I've got a background for my palette. I've turned on anti-aliasing. Then I have another palette color for some dots that I'd be drawing, but I am making them somewhat transparent. That's the 160. That's the alpha, about halfway between the 0 and 255. And I've also turned off the outlines. Then I have a for loop that does the important sort of heavy lifting here. And what it says is just go into the data file, start at row 0. And remember, I got rid of all the headers in this, so row 0 is a data row.
And it says and then go through one at a time until you get to the end. And what we want to do is we want to pull out the state name. We're just telling it that that's what's in the first one. We're also going to get age. We're going to get degrees. I am just getting those two variables out right now. The other just so going to be there, and what I am going to do is I am going to create a little scatter plot of median age in the state to the percentage of adults with a degree. And what I'm doing down under the ellipse, where I am multiplying things by 12 and 3, that's just a very rough attempt of getting them to spread out across.
You'll see that there is actually big gap on the left, and I can adjust for that manually. But right now this is just a simple version. And also, because once it gets drawn, it's not going to change, or at this point it's not dynamic, I am using the noLoop command to tell Processing it doesn't have to keep going through the draw loop; just do once and we're done. And let's press Ctrl+R on the PC or Command+R on the Mac and see what we get. We've got two things. Number one, take a look down at the bottom of the console, and you'll see that it says rowCount=51.
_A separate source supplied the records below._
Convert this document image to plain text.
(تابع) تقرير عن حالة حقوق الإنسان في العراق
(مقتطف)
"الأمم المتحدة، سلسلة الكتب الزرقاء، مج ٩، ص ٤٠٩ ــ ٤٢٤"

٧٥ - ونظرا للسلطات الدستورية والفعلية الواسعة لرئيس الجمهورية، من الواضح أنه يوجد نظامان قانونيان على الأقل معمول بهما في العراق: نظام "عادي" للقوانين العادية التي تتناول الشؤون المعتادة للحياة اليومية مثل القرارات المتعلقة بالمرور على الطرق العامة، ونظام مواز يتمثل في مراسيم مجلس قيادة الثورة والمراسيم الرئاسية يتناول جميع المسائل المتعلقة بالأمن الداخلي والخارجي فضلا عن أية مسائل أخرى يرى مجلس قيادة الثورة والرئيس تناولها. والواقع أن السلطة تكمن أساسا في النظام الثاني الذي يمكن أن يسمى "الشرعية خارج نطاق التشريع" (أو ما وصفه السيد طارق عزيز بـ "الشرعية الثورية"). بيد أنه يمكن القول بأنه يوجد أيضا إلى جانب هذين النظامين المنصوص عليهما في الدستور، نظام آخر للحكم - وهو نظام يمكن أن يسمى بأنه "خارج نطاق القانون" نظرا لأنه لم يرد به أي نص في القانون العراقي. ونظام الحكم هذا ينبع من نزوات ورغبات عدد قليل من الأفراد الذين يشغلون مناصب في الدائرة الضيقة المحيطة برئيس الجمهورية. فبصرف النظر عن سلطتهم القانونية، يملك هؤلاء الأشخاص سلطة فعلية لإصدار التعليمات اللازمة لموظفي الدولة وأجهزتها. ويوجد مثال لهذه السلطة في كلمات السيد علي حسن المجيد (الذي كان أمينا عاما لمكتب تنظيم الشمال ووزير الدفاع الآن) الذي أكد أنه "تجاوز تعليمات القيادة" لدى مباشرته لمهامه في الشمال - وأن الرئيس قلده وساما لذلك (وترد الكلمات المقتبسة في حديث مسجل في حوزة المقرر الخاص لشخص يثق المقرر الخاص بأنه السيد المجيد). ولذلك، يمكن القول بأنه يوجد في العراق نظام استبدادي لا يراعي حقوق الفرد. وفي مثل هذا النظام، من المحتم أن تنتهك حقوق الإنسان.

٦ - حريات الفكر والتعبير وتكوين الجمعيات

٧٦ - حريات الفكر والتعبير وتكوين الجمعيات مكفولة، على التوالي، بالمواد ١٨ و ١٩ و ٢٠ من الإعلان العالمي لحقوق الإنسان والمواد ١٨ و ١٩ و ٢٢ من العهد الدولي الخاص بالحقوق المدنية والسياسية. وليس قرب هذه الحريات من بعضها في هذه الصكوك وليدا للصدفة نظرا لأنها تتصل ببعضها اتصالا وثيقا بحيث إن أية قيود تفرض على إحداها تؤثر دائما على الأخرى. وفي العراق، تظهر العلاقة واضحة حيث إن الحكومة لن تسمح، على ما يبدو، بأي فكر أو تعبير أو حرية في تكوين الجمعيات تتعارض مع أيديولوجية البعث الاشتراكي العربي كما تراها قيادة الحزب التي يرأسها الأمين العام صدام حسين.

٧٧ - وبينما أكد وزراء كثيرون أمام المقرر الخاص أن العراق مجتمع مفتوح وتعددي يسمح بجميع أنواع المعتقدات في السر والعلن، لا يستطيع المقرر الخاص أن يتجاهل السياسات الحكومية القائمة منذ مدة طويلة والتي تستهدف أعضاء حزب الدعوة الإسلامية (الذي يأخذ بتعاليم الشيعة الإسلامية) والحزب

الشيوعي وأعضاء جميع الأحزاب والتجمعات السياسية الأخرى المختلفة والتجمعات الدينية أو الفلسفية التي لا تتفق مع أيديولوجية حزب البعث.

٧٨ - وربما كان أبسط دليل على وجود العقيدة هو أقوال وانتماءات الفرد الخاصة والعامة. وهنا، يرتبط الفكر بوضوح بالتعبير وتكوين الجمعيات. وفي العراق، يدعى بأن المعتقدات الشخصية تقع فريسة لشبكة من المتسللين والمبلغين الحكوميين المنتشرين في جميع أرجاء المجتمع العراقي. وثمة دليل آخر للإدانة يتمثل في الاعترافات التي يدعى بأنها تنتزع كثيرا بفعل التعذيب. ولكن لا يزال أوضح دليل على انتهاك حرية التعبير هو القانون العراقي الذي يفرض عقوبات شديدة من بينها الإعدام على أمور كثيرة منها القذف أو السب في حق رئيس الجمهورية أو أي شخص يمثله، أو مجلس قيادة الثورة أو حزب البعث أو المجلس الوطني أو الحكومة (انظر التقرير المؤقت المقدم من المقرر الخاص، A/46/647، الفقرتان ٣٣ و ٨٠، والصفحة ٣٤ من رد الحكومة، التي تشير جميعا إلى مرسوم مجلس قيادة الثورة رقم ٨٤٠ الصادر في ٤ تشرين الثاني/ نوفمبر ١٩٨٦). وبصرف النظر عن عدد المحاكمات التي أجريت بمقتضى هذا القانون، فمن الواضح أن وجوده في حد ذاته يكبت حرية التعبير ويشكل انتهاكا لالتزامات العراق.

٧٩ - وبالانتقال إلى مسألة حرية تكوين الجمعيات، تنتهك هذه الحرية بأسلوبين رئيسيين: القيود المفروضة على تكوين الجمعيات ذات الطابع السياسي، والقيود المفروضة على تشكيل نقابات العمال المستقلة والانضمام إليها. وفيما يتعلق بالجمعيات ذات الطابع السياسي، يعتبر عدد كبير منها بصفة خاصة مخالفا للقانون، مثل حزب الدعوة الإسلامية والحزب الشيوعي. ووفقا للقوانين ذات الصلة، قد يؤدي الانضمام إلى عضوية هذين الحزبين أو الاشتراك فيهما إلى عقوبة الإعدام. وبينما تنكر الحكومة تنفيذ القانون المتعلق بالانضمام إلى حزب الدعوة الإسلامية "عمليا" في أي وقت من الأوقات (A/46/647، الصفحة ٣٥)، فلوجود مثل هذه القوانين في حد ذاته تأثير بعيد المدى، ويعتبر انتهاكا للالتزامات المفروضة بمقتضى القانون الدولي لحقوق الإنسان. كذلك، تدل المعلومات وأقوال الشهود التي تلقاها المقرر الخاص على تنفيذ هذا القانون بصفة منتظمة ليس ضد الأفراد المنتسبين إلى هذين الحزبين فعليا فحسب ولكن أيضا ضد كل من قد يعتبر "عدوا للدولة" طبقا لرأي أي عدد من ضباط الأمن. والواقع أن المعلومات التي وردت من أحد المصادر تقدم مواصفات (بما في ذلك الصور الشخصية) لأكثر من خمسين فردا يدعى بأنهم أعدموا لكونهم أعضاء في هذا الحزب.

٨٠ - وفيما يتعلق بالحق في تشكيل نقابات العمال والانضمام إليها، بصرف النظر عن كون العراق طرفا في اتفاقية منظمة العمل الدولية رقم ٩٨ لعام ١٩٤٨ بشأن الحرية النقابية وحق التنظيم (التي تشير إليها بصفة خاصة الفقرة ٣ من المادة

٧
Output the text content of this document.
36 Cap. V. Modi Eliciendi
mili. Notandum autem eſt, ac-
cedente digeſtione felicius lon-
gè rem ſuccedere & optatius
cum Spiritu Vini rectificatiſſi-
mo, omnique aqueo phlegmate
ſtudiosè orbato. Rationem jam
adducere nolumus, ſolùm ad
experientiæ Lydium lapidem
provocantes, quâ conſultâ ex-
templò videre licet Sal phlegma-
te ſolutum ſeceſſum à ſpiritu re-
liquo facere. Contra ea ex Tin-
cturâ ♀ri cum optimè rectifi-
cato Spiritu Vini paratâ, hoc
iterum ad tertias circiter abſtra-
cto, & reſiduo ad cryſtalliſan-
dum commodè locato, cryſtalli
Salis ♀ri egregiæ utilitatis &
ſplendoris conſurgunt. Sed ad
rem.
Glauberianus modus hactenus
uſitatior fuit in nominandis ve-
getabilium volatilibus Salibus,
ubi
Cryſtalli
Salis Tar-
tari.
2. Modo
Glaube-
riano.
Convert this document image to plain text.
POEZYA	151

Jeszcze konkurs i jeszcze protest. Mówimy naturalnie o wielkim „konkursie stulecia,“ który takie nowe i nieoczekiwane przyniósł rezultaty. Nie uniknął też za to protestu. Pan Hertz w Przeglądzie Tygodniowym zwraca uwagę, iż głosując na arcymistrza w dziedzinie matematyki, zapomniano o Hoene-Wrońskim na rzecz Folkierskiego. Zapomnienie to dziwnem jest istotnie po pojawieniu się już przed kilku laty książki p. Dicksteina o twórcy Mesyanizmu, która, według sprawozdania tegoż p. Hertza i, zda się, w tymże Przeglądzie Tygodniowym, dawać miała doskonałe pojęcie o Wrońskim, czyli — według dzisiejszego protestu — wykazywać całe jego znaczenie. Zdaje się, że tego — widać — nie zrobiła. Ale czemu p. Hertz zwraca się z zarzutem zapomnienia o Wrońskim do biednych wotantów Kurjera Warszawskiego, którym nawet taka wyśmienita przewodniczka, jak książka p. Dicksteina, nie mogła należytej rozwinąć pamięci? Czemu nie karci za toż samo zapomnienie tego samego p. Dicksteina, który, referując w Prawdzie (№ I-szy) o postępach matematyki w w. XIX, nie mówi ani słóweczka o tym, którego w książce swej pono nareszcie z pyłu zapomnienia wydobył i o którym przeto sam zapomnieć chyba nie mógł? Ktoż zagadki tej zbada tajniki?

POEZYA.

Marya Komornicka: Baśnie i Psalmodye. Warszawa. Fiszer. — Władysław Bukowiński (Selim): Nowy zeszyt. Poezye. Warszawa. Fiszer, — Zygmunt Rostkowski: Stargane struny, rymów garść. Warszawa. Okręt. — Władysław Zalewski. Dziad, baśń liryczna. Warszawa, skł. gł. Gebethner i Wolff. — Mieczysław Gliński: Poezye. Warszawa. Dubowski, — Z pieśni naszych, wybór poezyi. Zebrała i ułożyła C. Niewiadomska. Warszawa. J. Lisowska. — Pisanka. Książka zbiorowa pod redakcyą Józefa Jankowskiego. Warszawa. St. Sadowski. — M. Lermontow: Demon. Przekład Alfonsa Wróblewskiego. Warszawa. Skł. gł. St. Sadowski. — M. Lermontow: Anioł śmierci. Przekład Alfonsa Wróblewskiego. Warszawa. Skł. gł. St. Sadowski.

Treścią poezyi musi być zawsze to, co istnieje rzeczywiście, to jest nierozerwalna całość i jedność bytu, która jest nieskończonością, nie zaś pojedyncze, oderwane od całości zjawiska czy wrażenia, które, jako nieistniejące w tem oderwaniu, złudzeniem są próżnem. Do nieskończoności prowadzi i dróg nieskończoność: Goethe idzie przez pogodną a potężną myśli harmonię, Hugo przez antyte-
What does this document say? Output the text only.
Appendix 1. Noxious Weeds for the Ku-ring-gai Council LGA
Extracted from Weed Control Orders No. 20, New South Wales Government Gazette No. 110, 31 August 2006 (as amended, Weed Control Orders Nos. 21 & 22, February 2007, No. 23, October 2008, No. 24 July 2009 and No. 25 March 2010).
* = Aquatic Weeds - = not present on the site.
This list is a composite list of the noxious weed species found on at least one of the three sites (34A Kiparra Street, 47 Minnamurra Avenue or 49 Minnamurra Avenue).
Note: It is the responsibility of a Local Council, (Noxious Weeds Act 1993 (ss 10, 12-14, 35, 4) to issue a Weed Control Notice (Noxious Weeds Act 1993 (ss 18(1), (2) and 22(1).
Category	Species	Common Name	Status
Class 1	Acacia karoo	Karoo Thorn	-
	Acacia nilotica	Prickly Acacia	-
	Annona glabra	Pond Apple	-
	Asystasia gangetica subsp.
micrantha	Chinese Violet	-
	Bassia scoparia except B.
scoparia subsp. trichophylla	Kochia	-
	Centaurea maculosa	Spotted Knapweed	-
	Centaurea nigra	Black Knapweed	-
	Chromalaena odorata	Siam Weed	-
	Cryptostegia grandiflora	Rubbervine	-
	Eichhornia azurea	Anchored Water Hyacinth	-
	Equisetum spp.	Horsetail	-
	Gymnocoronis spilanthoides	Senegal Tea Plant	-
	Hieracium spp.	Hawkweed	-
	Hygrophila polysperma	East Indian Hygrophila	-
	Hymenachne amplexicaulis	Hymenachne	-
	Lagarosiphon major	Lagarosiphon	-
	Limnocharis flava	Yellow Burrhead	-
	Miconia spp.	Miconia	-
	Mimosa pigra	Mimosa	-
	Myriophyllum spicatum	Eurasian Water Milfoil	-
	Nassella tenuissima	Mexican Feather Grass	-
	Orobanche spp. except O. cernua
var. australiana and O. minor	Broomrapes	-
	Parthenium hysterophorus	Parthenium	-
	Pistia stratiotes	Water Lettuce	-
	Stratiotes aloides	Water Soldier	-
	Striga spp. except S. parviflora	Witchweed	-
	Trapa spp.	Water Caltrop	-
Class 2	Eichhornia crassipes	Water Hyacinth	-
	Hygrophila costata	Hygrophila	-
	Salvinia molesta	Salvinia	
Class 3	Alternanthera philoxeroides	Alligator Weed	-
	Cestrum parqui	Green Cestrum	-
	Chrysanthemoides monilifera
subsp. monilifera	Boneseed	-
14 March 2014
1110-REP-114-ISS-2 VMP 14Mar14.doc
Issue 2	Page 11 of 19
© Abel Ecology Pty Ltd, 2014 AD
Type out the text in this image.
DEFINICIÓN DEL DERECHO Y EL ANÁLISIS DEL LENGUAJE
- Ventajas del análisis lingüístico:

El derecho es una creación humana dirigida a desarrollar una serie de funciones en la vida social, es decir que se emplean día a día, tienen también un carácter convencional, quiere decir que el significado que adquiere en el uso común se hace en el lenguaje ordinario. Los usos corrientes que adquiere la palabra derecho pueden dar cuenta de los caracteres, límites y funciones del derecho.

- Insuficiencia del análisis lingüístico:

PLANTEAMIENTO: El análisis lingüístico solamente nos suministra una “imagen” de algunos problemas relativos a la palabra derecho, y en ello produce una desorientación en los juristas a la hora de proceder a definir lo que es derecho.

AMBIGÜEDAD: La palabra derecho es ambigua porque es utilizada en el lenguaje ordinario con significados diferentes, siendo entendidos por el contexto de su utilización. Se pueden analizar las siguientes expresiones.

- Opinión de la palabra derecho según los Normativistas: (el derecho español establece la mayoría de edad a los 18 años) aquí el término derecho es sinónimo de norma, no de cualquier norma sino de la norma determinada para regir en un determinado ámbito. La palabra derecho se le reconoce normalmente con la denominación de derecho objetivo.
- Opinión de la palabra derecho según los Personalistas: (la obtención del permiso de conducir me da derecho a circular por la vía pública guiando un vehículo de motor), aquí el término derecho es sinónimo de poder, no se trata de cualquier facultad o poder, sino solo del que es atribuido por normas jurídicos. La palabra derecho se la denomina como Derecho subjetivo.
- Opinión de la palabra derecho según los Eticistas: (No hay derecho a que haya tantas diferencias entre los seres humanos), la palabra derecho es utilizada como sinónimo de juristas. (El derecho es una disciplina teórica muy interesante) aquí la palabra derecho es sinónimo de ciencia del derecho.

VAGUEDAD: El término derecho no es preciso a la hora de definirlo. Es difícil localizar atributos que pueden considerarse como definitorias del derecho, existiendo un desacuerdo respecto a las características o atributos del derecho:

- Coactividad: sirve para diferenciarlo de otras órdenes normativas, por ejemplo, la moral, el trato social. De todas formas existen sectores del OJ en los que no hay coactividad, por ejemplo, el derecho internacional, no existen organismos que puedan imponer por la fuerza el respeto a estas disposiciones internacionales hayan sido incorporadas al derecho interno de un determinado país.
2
That confirms that Processing was able to read 51 rows of data from my sheet, which is right because we have the 50 states and we have Washington D.C. And then what you have in the top is an unlabeled, but you know, slightly picturesque scatter plot that shows the association of median age. That's what goes across the bottom, and that one that's way down at the left is Utah. We've got a median age of only 28 compared to most other states. And then going up is the percentage of the population with college degrees.
And so you can see, if you take out Utah and you take out the other outlier that we've got, there's not a real strong association between these two things. Nevertheless, the purpose of this exercise was not so much to produce this one graph; it was to show you how you can read data into Processing. And the easiest way to do this is to save a very clean TSV file from a spreadsheet with no headers on it and use Ben Fry's excellent Table class to import the data into your sketch.